A Mirócletes no le gusta hablar de esto porque la única vez que hizo algún comentario, entre un grupo de amigos, le endosaron el apodo con el cual lo identificamos en esta nota.
De la forma más inocente narró una anécdota. Trabajaba en tierra caliente y consiguió un apartaestudio en la azotea de un edificio construido piso a piso. Eso significó disponer de una terraza con cuarto, baño y cocina mientras los dueños acumulaban capital para hacer apartamento —o apartamentos— en ese quinto nivel, como lo habían hecho con otros tres (los propietarios habitaban el primero y arrendaban el resto).
El inmueble brindaba una vista de terrazas similares en todo el barrio, muchas de las cuales eran utilizadas para secar ropa. Un día en la mañana (solo uno), una vez (solo una), en una de las azoteas circundantes esa mujer salió, tomó una prenda del tendedero, se la puso y desapareció.
La prenda en cuestión era una camiseta y la mujer vestía pantalón y brasier. Mirócletes contó que la situación había durado pocos segundos, que probablemente la dama ni siquiera había notado su presencia pero reconoció —y ese fue el error— que de ahí en adelante él pasó varios días saliendo a la misma hora.
Los amigos no desaprovecharon el papayazo y lo sabotearon durante todo el encuentro y los días subsiguientes. Lo llamaron voyerista, mirón, depravado de azotea, peeping tom, denominaciones que fueron opacadas por Mirócletes. El apodo pasó a ser su apelativo en ese círculo social e incluso trascendió a otros donde la anécdota de la azotea era ignorada.
Ahora, lo que el hombre nunca comentó públicamente es que después de la visión en techo ajeno, le quedó la costumbre de mirar hacia las ventanas vecinas. Nada obsesivo, nada exagerado. No se trataba de una conducta permanente, ni mucho menos apoyada en algún artefacto tecnológico. Simplemente, cada vez que cambiaba de residencia —muy a menudo por circunstancias personales y laborales— dedicaba tiempo a lo que tenía al frente de sus ventanas. Hasta que se aburría, lo cual solía pasar después de la primera mirada.

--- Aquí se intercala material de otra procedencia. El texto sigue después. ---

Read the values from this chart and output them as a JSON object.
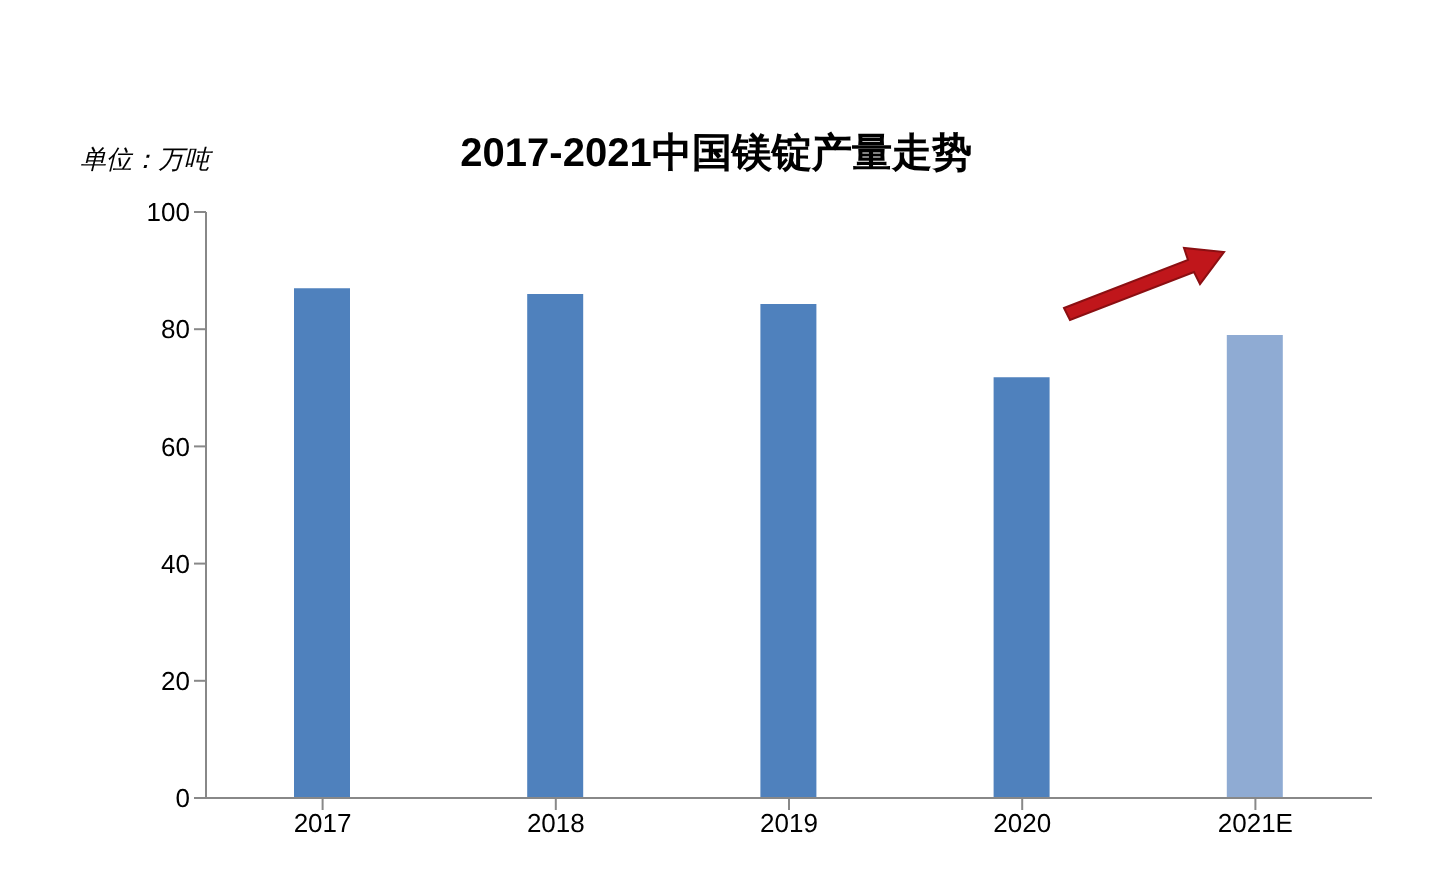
{
  "chart_data": {
    "type": "bar",
    "title": "2017-2021中国镁锭产量走势",
    "ylabel": "单位：万吨",
    "categories": [
      "2017",
      "2018",
      "2019",
      "2020",
      "2021E"
    ],
    "values": [
      87,
      86,
      84.3,
      71.8,
      79
    ],
    "colors": [
      "#4f81bd",
      "#4f81bd",
      "#4f81bd",
      "#4f81bd",
      "#8fabd3"
    ],
    "ylim": [
      0,
      100
    ],
    "yticks": [
      0,
      20,
      40,
      60,
      80,
      100
    ],
    "grid": false
  }
}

Si la motivación inconsciente era obtener una visión similar al vestier al aire libre, hay que decir que no le fue mal sino peor. Vio familias recibiendo visita o despachando algunas de las comidas diarias en la mesa, ancianos de baja movilidad ojeando el mundo detrás del vidrio, perros curioseando, gatos haciendo equilibrio, personas tecleando en plan de teletrabajo, recreación o estudio, alguna o algún caminante que llegaba a la ventana y se alejaba mientras conversaba por celular, damas o caballeros lavando loza o cocinando. Todos, sin excepción, completamente vestidos.
Y por supuesto, tampoco informó a nadie sobre esa imagen que enterró su faceta de fisgón, le recordó el saludable hábito de respetar la intimidad ajena y eliminó la validez del apodo de Mirócletes. Era un apartamento situado justo frente al suyo, a un nivel más alto. De noche, el observador había detectado una presencia femenina, aunque también había un caballero, por lo que presumía eran pareja. Siempre tenían cerradas las cortinas de velo, lo que impedía verlos con claridad.
Un día cualquiera notó que colocaban aquel gran sillón justo frente a la ventana y abrían el cortinaje, como quien crea un espacio para sentarse a tomar el sol, que bañaba generosamente ese punto cuando rondaba el mediodía. Ahí se sentó la mujer, comenzó a desabrocharse la blusa y...
Alguien, no alcanzó a darse cuenta si era hombre o mujer, le ayudó con el bebé quien, debidamente acomodado, inició su consumo de leche materna acompañado por el clima mañanero.